After hunting around we settled on newspaper.  And since none of us had any skill at rolling our own cigarettes, the result looked more like the gonzo joint in a Cheech and Chong movie than it did a cigar, but, the important part was we got it rolled and ready for our vision quest smoke.

Now, I suspect that a long term habit of smoking colored newsprint wrapped tobacco probably isn’t real good for your health.  And in this day and age of the Internet, you’d think you could answer that question.  I tried.  And while I could find a few articles about lab rats unionizing, there didn’t appear to be any about the harmful effects of colored newsprint cigars.

Be that as it may, I know for a dang sure fact that short term use is downright unpleasant.
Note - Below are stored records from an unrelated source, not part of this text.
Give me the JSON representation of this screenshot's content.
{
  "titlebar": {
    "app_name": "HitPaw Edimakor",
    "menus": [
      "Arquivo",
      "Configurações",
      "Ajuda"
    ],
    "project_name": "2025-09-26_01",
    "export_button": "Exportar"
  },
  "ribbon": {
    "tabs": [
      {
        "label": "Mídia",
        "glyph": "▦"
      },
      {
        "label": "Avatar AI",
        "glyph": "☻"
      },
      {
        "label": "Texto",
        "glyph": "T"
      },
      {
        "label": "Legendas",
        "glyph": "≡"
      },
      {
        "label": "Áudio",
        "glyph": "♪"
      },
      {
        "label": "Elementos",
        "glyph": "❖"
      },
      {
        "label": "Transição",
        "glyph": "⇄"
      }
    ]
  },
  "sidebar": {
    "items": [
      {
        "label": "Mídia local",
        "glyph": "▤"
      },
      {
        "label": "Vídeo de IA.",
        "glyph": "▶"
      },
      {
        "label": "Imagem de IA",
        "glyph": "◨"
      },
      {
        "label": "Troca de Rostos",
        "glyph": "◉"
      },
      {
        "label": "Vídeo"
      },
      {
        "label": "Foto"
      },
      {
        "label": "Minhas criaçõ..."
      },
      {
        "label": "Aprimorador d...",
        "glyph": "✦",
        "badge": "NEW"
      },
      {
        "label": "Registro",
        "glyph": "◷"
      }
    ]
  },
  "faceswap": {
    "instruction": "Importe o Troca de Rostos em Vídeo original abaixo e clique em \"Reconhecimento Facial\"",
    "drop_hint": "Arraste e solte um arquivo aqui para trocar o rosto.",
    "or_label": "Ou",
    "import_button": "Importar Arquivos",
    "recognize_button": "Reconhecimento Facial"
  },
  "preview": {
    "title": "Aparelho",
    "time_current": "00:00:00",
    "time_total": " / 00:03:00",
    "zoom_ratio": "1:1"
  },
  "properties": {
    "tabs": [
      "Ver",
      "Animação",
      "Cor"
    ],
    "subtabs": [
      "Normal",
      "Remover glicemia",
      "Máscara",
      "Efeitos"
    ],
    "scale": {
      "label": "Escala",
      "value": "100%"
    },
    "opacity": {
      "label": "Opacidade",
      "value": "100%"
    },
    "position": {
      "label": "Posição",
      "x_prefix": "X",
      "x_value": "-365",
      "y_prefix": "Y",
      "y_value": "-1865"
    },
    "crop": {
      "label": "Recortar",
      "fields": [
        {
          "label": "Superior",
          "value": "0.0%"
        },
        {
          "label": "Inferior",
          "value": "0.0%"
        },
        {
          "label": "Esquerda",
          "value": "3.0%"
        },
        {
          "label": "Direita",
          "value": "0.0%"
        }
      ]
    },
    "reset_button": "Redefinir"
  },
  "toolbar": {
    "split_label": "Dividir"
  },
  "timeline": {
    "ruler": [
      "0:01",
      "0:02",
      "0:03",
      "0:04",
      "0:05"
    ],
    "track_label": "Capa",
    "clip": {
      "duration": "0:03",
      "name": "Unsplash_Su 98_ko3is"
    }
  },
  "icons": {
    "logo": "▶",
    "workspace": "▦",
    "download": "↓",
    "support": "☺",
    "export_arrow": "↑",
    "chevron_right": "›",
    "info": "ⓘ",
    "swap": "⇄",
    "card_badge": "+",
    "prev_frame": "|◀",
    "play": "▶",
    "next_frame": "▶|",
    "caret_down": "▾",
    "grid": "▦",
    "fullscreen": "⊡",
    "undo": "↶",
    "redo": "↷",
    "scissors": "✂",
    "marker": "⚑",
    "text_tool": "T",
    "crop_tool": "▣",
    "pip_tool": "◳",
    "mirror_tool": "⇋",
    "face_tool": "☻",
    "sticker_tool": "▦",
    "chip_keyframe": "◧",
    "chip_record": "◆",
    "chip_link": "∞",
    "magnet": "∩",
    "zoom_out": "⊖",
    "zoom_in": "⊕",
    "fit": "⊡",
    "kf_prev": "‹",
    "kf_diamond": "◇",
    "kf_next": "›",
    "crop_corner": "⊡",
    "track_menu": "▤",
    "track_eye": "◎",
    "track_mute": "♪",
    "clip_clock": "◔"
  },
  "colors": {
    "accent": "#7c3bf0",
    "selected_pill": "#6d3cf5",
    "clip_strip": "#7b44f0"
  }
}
Only “visions” any of us saw from the ceremonial smoke was the bottom of a toilet bowl.

And thus, the ceremonial smoke ended in a draw as well.


The next day after our stomachs had settled down we proceeded to the “hunt and eat” portion of the leader selection challenge.

This part would better have been called the “close your eyes and swallow” part, except that chewing was required.  The challenge was to find something that the other two wouldn’t eat.

We started out with live ants.  As any self-respecting boy scout from the 60s could tell you, ants are really not that bad.  Pick a mess of Miner’s Lettuce, a sliced up fern shoot, a few berriers, and sprinkle on a couple dozen ants and you have a pretty decent salad.  Even tastes vinegary.  So, ants?  No problem all round.

Woodlice?; Otherwise known as Rolly-Polly bugs, no problem either.  They roll up when you pick them up and as long as you don’t let your mind gag you out and don’t wait so long that they begin to crawl around on your tongue, they are a quick, pop, chew, swallow.

Tomato Caterpillars?  A bit mushy.  Oh, and selected ones are very, very bitter.

Snails and slugs are a bit gooey as one would imagine.

After all of those bugs (Barry first, Jeff next, me last) had been caught and swallowed, the final cut came when Barry popped a live grass hopper in his mouth.

I don’t know about what Jeff was thinking (after-all, he had a pet rat that cleaned his teeth for him), but at that point the thought of those spikey back legs kicking and gouging my tongue and throat while I tried to get the thing lined up to be chewed was enough for me to decide that I really had no need to be the leader.  

Especially since I knew it would only last until I couldn’t beat on both of them anymore.


Okay, so maybe in the retelling it appears that the wisdom target may have been a clear miss in all three tests.


In retrospect, unless our leadership challenge was the one used by the Whi’t’les Lodge of the Ni’mcompoop tribe, our challenge was not very reflective of the real challenges of leadership.

Which brings me back to this year’s Presidential campaign.